Putbus - Die nächste Ausstellung des Kunstvereins mit dem Titel freeze fasst das gestörte Verhältnis von Kunst und Natur in den Blick. Zu dem thematischen Kunstprojekt werden Werke von acht Künstlerinnen und Künstlern aus Hamburg, Kiel, Düsseldorf, New York und Rügen gezeigt, die sich mit dem Thema auseinandersetzen oder deren Arbeiten neue Sichtweisen darauf anregen.

Der englische Titel des Projektes „freeze“ kommt aus der Comicsprache, in der sie die, oft in der Not ausgesprochene, Aufforderung an einen Feind meint, im gegenwärtigen Zustand zu erstarren meint.
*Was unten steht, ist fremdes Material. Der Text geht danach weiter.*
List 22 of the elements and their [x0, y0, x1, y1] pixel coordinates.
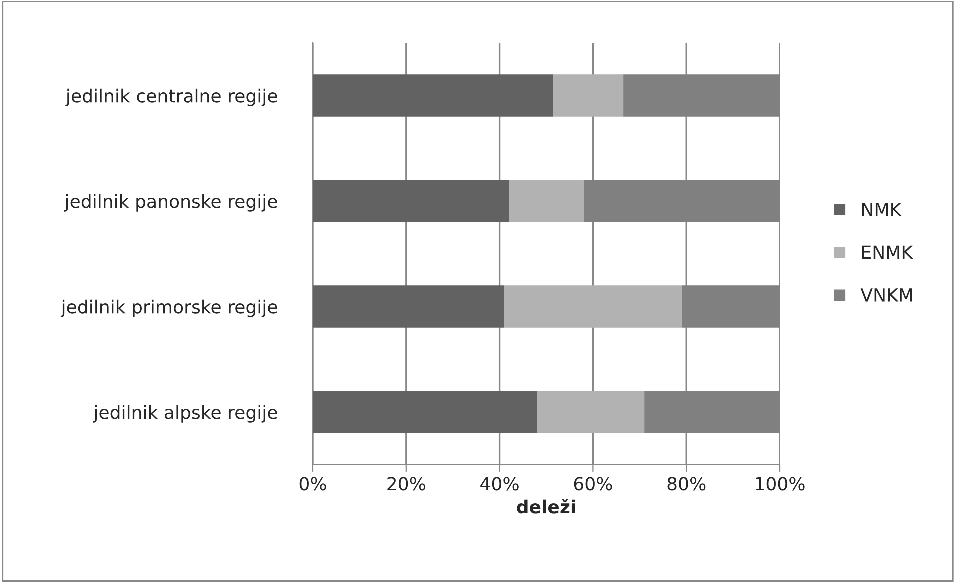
legend-label: ENMK	[862, 246, 914, 259]
bar	[509, 180, 584, 222]
x-tick-label: 40%	[480, 477, 519, 491]
bar	[504, 286, 682, 328]
legend-label: NMK	[862, 203, 902, 216]
bar	[554, 74, 624, 117]
bar	[313, 74, 554, 117]
x-tick-label: 80%	[668, 477, 706, 491]
bar	[537, 391, 645, 434]
bar	[313, 391, 538, 434]
x-axis-title: deleži	[517, 499, 576, 514]
bar	[313, 180, 510, 222]
y-tick-label: jedilnik centralne regije	[66, 88, 278, 106]
y-tick-label: jedilnik alpske regije	[93, 405, 278, 423]
y-tick-label: jedilnik primorske regije	[60, 300, 278, 318]
legend-label: VNKM	[860, 288, 912, 302]
x-tick-label: 60%	[574, 477, 612, 491]
bar	[313, 286, 504, 328]
x-tick-label: 0%	[300, 477, 326, 491]
x-tick-label: 100%	[756, 477, 805, 491]
y-tick-label: jedilnik panonske regije	[64, 194, 278, 212]
x-tick-label: 20%	[388, 477, 426, 491]
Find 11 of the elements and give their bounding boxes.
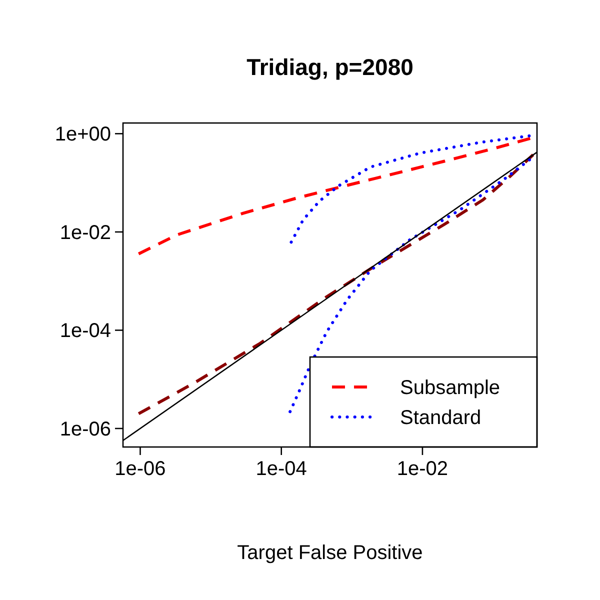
legend-label: Standard [400,407,482,429]
y-tick-label: 1e-02 [60,222,111,244]
y-tick-label: 1e+00 [54,124,111,146]
legend-label: Subsample [400,377,500,399]
y-tick-label: 1e-04 [60,320,111,342]
x-tick-label: 1e-06 [114,458,166,480]
chart-title: Tridiag, p=2080 [246,54,414,80]
y-tick-label: 1e-06 [60,418,111,440]
x-tick-label: 1e-02 [396,458,448,480]
x-axis-title: Target False Positive [237,542,423,564]
x-tick-label: 1e-04 [256,458,307,480]
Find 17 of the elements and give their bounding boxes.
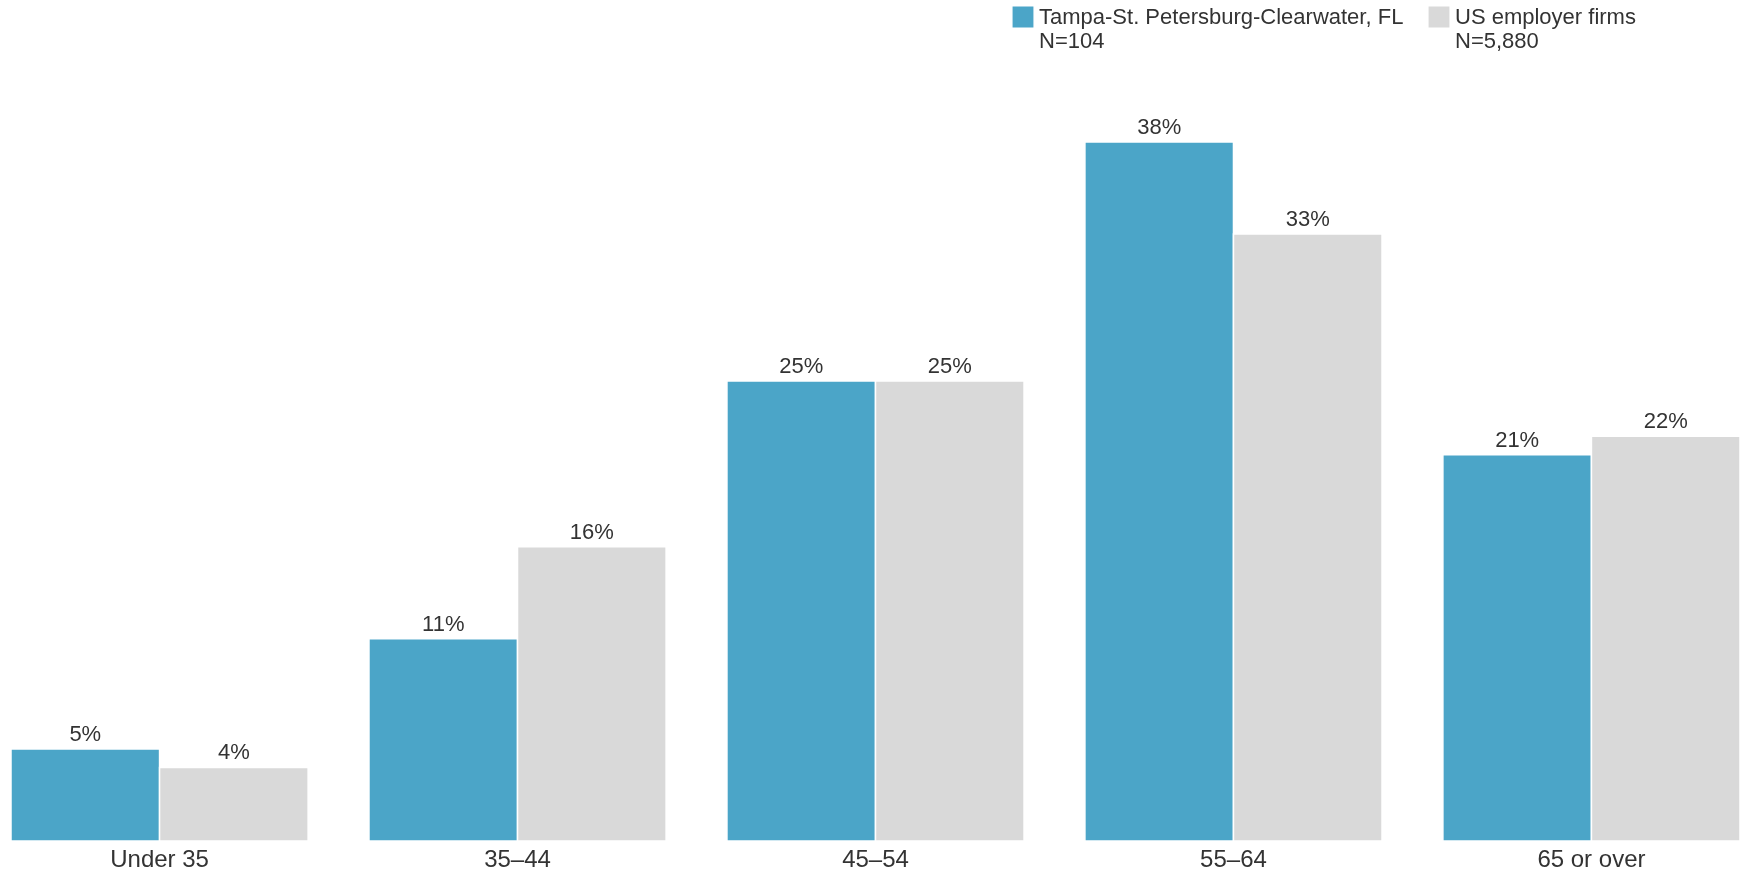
x-tick-label: Under 35 [110, 844, 209, 872]
x-tick-label: 65 or over [1537, 844, 1646, 872]
data-label: 4% [217, 739, 250, 765]
data-label: 38% [1137, 113, 1182, 139]
legend-label: US employer firms N=5,880 [1455, 4, 1636, 53]
data-label: 5% [69, 721, 102, 747]
x-tick-label: 55–64 [1200, 844, 1267, 872]
data-label: 25% [779, 353, 824, 379]
data-label: 16% [569, 518, 614, 544]
data-label: 22% [1643, 408, 1688, 434]
data-label: 11% [422, 610, 465, 636]
x-tick-label: 45–54 [842, 844, 909, 872]
x-tick-label: 35–44 [484, 844, 551, 872]
data-label: 25% [927, 353, 972, 379]
data-label: 21% [1495, 426, 1540, 452]
legend-label: Tampa-St. Petersburg-Clearwater, FL N=104 [1039, 4, 1404, 53]
data-label: 33% [1285, 205, 1330, 231]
Im Zusammenhang mit dem Projekt bezeichnet „freeze“ den zum Scheitern verurteilten Versuch, den stetigen Wandel der Natur in einem Idealbild der Kunst festzuhalten.

Natur als Landschaft war ein zentraler Topos der Romantik. Darin erschien Natur zugleich als Sehnsuchtsort und als furchteinflößende Wildnis. Als realer Ort und mythische Verklärung, als gefährdete Natur und künstliche Anlage ist sie bis heute Projektionsfläche für eine Vielzahl von Assoziationen und Quelle von Anregungen für künstlerische Auseinandersetzungen.
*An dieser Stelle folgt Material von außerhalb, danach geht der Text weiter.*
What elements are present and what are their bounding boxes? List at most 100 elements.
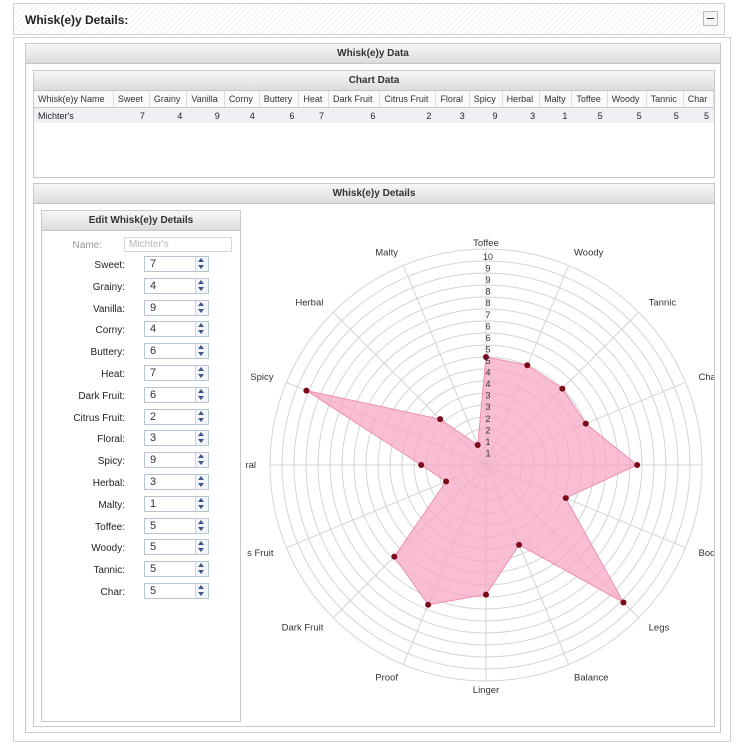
table-cell: Michter's xyxy=(34,107,114,123)
spinner-value: 5 xyxy=(150,585,157,597)
arrow-up-icon[interactable] xyxy=(198,476,204,480)
arrow-up-icon[interactable] xyxy=(198,563,204,568)
column-header[interactable]: Tannic xyxy=(646,91,684,108)
collapse-button[interactable] xyxy=(703,11,718,26)
arrow-up-icon[interactable] xyxy=(198,519,204,524)
arrow-up-icon[interactable] xyxy=(198,585,204,589)
spinner-buttons[interactable] xyxy=(195,453,208,468)
value-spinner[interactable]: 5 xyxy=(144,517,209,534)
spinner-buttons[interactable] xyxy=(195,344,208,359)
spinner-buttons[interactable] xyxy=(195,431,208,446)
arrow-up-icon[interactable] xyxy=(198,345,204,350)
column-header[interactable]: Woody xyxy=(607,91,647,108)
spinner-buttons[interactable] xyxy=(195,278,208,293)
column-header[interactable]: Grainy xyxy=(149,91,188,108)
table-cell: 4 xyxy=(149,107,188,123)
column-header[interactable]: Heat xyxy=(298,91,330,108)
column-header[interactable]: Malty xyxy=(539,91,573,108)
arrow-down-icon[interactable] xyxy=(198,570,204,575)
value-spinner[interactable]: 1 xyxy=(144,495,209,512)
arrow-down-icon[interactable] xyxy=(198,286,204,291)
value-spinner[interactable]: 3 xyxy=(144,430,209,447)
spinner-buttons[interactable] xyxy=(195,300,208,315)
spinner-buttons[interactable] xyxy=(195,475,208,489)
column-header[interactable]: Char xyxy=(683,91,715,108)
value-spinner[interactable]: 5 xyxy=(144,583,209,599)
value-spinner[interactable]: 4 xyxy=(144,277,209,294)
value-spinner[interactable]: 4 xyxy=(144,321,209,338)
arrow-down-icon[interactable] xyxy=(198,526,204,531)
name-field[interactable]: Michter's xyxy=(124,237,232,252)
column-header[interactable]: Spicy xyxy=(469,91,503,108)
radar-data-point xyxy=(303,387,310,394)
arrow-down-icon[interactable] xyxy=(198,504,204,509)
spinner-buttons[interactable] xyxy=(195,562,208,577)
value-spinner[interactable]: 7 xyxy=(144,256,209,272)
arrow-down-icon[interactable] xyxy=(198,417,204,422)
radar-tick-label: 8 xyxy=(485,298,490,308)
arrow-down-icon[interactable] xyxy=(198,374,204,378)
arrow-up-icon[interactable] xyxy=(198,258,204,262)
column-header[interactable]: Buttery xyxy=(259,91,300,108)
arrow-down-icon[interactable] xyxy=(198,592,204,596)
column-header[interactable]: Citrus Fruit xyxy=(379,91,437,108)
arrow-up-icon[interactable] xyxy=(198,279,204,284)
field-label: Buttery: xyxy=(90,347,125,359)
arrow-down-icon[interactable] xyxy=(198,548,204,553)
value-spinner[interactable]: 6 xyxy=(144,386,209,403)
radar-tick-label: 1 xyxy=(485,437,490,447)
table-row[interactable]: Michter's 7 4 9 4 6 7 6 2 3 9 3 1 5 5 5 5 xyxy=(34,107,715,123)
arrow-up-icon[interactable] xyxy=(198,541,204,546)
arrow-up-icon[interactable] xyxy=(198,410,204,415)
value-spinner[interactable]: 5 xyxy=(144,561,209,578)
column-header[interactable]: Herbal xyxy=(502,91,541,108)
column-header[interactable]: Corny xyxy=(224,91,260,108)
spinner-buttons[interactable] xyxy=(195,540,208,555)
table-cell: 9 xyxy=(186,107,225,123)
arrow-down-icon[interactable] xyxy=(198,439,204,444)
arrow-up-icon[interactable] xyxy=(198,454,204,459)
spinner-buttons[interactable] xyxy=(195,496,208,511)
value-spinner[interactable]: 5 xyxy=(144,539,209,556)
value-spinner[interactable]: 9 xyxy=(144,452,209,469)
arrow-up-icon[interactable] xyxy=(198,432,204,437)
arrow-down-icon[interactable] xyxy=(198,330,204,335)
field-row: Sweet: 7 xyxy=(42,256,242,278)
value-spinner[interactable]: 6 xyxy=(144,343,209,360)
arrow-up-icon[interactable] xyxy=(198,388,204,393)
value-spinner[interactable]: 9 xyxy=(144,299,209,316)
arrow-up-icon[interactable] xyxy=(198,367,204,371)
radar-category-label: Tannic xyxy=(649,297,677,308)
value-spinner[interactable]: 2 xyxy=(144,408,209,425)
spinner-buttons[interactable] xyxy=(195,518,208,533)
table-cell: 9 xyxy=(469,107,503,123)
arrow-down-icon[interactable] xyxy=(198,395,204,400)
spinner-buttons[interactable] xyxy=(195,257,208,271)
column-header[interactable]: Floral xyxy=(435,91,470,108)
column-header[interactable]: Toffee xyxy=(571,91,608,108)
spinner-buttons[interactable] xyxy=(195,409,208,424)
column-header[interactable]: Sweet xyxy=(113,91,150,108)
arrow-down-icon[interactable] xyxy=(198,461,204,466)
arrow-down-icon[interactable] xyxy=(198,483,204,487)
spinner-value: 6 xyxy=(150,345,157,358)
arrow-down-icon[interactable] xyxy=(198,308,204,313)
radar-data-point xyxy=(391,553,398,560)
arrow-down-icon[interactable] xyxy=(198,265,204,269)
field-row: Dark Fruit: 6 xyxy=(42,386,242,409)
arrow-down-icon[interactable] xyxy=(198,352,204,357)
spinner-buttons[interactable] xyxy=(195,387,208,402)
column-header[interactable]: Vanilla xyxy=(186,91,225,108)
arrow-up-icon[interactable] xyxy=(198,497,204,502)
field-row: Grainy: 4 xyxy=(42,277,242,300)
value-spinner[interactable]: 7 xyxy=(144,365,209,381)
column-header[interactable]: Whisk(e)y Name xyxy=(34,91,114,108)
arrow-up-icon[interactable] xyxy=(198,323,204,328)
spinner-buttons[interactable] xyxy=(195,366,208,380)
spinner-buttons[interactable] xyxy=(195,322,208,337)
spinner-buttons[interactable] xyxy=(195,584,208,598)
arrow-up-icon[interactable] xyxy=(198,301,204,306)
table-cell: 5 xyxy=(571,107,608,123)
column-header[interactable]: Dark Fruit xyxy=(328,91,381,108)
value-spinner[interactable]: 3 xyxy=(144,474,209,490)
Rolf Bergmeier bricht mit bildhauerischen Konventionen, wenn er natürlich gewachsenes Geäst in geometrische Formen zwingt. In der Binnenstruktur seiner geschwärzten Skulpturen strebt das Holz nicht mehr himmelwärts, sondern ist miteinander verknüpft wie das ungeordnet ineinanderwachsende unterirdische Wurzelgeflechte des Rhizoms. Wie in den Gemälden Caspar David Friedrichs verharren in Johanna Domkes Video „Let the Wind blow“ zwei Rückenfiguren vor einer Landschaftskulisse, die sich im Lauf der Zeit wandelt. Einzig ihre Kleider wehen leicht im Wind, sie selbst bleiben angesichts des ewigen Wechsels von Tag und Nacht regungslos. „Parasiten“ nennt Christiane Haase ihre Skulpturen. Ihre Skulpturen mit dem Titel „Kontrollverluste“ sind vermeintlich Gebilde aus Pappmaché und Maschendraht, die mit gefundenen Gegenständen verwachsen und noch scheinbar noch im Ausstellungsraum weiterwachsen möchten.

In einer fiktiven Geschichte verfolgt Nina Heinzel mit ihrer Serie „Die Luftwurzel“ das absurde Eigenleben einer Grünpflanze. In vermeintlich naivem Staunen über ihren Eigensinn beobachtet sie die Pflanze und führt den Betrachter auf das Glatteis der Ununterscheidbarkeit von Wahrheit und Lüge. „Der Mensch und seine Stellung im Kosmos“, dieser zentrale Topos der Romantik ist für Vivian Kahra von großer Bedeutung. Angeregt durch Fotografien erscheinen auf ihren großformatigen Zeichnungen einzelne Figuren, die scheinbar dem Fluß sich verändernder Bildlandschaften unterworfen sind. In Melancholie verharrend beobachten sie die sich wandelnde Welt. Zwischen Realität und Imagination, Motiv und Oberfläche schwanken die Bilder von Inge Krause. Auch sie geht von Fotografien aus, führt ihre Serie der „Berge“ jedoch in farbigen Pastellkreiden aus, um sie später Schicht um Schicht zu „verschleiern“ und den Bildern mit Acrylfarben eine hochglänzende, dem Blick eher unzugängliche, Oberfläche zu geben.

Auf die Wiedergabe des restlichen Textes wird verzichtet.